Darüber hinaus wurde Ende Juli auf dem G8-Gipfel in Okinawa ein "Global Poverty Report" präsentiert, der vieles aus den beiden zuvor genannten Berichten noch einmal aufnimmt und daraus relativ optimistische Schlußfolgerungen zieht. Dies gilt vor allem für die Kernthese, daß eine erfolgreiche Armutsbekämpfung in den Entwicklungsländern möglich sei, insofern die richtigen Rahmenbedingungen ("right conditions") für Wachstum und soziale Entwicklung geschaffen würden.

Allerdings sind die sozialen Problembereiche, die in diesen globalen Überblicksdarstellungen abgedeckt werden, außerordentlich breit und vielfältig. Zudem basieren die benutzten Daten häufig auf Schätzungen, und selbst die verbindlicheren Erhebungen, die für einige Länder vorliegen, sind oft noch umstritten.

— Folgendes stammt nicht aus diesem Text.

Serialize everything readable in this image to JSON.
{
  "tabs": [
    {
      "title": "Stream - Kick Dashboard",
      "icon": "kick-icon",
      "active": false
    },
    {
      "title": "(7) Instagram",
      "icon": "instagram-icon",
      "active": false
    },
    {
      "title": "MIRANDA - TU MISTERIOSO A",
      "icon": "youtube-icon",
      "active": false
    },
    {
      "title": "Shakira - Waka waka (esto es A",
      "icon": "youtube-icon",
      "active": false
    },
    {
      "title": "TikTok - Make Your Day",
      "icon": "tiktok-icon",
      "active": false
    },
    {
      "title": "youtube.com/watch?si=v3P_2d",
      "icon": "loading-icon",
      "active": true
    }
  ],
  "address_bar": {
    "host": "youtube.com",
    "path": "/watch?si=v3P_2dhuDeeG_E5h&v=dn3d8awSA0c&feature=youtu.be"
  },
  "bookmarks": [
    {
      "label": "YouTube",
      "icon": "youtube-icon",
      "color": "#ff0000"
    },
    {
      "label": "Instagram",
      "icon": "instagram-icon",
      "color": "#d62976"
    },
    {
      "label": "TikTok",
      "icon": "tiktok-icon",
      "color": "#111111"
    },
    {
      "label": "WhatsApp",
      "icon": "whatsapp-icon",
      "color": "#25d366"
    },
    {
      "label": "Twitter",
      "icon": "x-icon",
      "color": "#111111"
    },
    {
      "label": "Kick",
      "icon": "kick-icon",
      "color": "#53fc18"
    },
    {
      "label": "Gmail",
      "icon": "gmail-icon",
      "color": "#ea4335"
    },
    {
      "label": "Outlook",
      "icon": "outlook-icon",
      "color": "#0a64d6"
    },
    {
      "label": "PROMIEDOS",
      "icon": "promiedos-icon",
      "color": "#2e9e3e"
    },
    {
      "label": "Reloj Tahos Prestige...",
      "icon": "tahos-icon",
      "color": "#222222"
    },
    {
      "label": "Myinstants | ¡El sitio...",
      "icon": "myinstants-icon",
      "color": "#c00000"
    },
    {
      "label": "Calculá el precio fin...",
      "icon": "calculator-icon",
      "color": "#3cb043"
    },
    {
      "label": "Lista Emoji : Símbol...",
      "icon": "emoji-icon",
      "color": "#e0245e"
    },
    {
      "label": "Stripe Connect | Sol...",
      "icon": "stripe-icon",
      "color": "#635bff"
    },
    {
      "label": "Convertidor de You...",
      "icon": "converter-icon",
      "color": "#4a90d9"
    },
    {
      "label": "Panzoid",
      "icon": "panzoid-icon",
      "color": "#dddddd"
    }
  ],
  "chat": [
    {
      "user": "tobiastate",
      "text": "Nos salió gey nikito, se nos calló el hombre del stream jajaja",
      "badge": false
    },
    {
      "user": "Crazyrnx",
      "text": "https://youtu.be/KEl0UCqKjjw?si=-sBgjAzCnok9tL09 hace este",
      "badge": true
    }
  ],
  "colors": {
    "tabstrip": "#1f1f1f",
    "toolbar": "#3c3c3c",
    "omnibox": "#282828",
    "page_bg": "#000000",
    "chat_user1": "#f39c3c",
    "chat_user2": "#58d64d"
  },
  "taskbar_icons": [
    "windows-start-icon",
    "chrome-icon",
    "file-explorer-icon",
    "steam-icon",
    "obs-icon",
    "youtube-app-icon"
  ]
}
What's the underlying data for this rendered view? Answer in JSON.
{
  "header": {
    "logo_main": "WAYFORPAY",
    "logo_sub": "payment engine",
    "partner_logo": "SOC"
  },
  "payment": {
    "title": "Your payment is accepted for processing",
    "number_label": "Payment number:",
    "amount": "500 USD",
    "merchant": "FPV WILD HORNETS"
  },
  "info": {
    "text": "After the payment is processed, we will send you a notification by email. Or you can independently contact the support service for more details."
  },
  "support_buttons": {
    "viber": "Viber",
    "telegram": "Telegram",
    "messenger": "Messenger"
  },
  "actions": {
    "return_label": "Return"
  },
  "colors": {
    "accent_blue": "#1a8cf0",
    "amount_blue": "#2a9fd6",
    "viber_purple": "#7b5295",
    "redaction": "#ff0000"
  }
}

Für Südasien zum Beispiel prognostiziert der "Global Poverty Report", daß bei jährlichen Wachstumsraten zwischen einem und fünf Prozent die Zahl der Menschen, die unterhalb der Armutsgrenze leben, bis zum Jahr 2008 halbiert werden könne. Dieser Prognose hat kurz darauf die "Food and Agriculture Organisation" (FAO) der Vereinten Nationen widersprochen und unter dem Titel "Towards 2015/2030" ein sehr viel pessimistischeres Bild gezeichnet. Vor diesem Hintergrund soll auf vier neue Studien hingewiesen werden, die speziell für Indien die bisherigen Berechnungs- Erfassungsmethoden der Armut analysieren und kritisieren (vgl. auch: India Today, 31. Juli 2000).

Neue Analysen für Indien

Die erste dieser neuen Analysen stammt von Prof. Pravin Visaria, dem Direktor des Institute of Economic Growth in Delhi. Visaria hebt darauf ab, daß in der Vergangenheit in Indien bei den Erhebungen zur Berechnung des Lebensmittelverbrauchs die Daten erst 30, Tage nachdem sie angefragt worden sind, wieder eingesammelt wurden. In den meisten anderen Ländern beträgt diese Zeitspanne bei vergleichbaren Erhebungen nur sieben Tage. Visaria weist nach, daß die Auswirkungen auf den "National Sample Survey" (NSS), dessen publizierte Daten in Indien als "offiziell" gelten, erheblich sind: Bei einem Erhebungszeitraum von 30 Tagen ergibt sich eine Armutsquote von 42.6%, verkürzt man diesen Zeitraum jedoch auf sieben Tage sind es "nur" noch 23.6%.

Die zweite Studie stammt von Deepak Lal, Rakesh Mohan und I. Natarajan; es ist eine Koproduktion der University of California und des National Council for Applied Economic Research (NCAER) in Delhi. Das NCAER hat das Marktverhalten von insgesamt 300.000 unterschiedlichen indischen Haushalten untersucht und sich dabei auf das Eigentum an Gebrauchsgütern konzentriert. Vom Volumen der erfassten Daten her handelte es sich hierbei um das vielfache dessen, was dem NSS zugrunde liegt, aber das Erkenntnisinteresse richtet sich ebenfalls auf die Berechnung der Armutsquote.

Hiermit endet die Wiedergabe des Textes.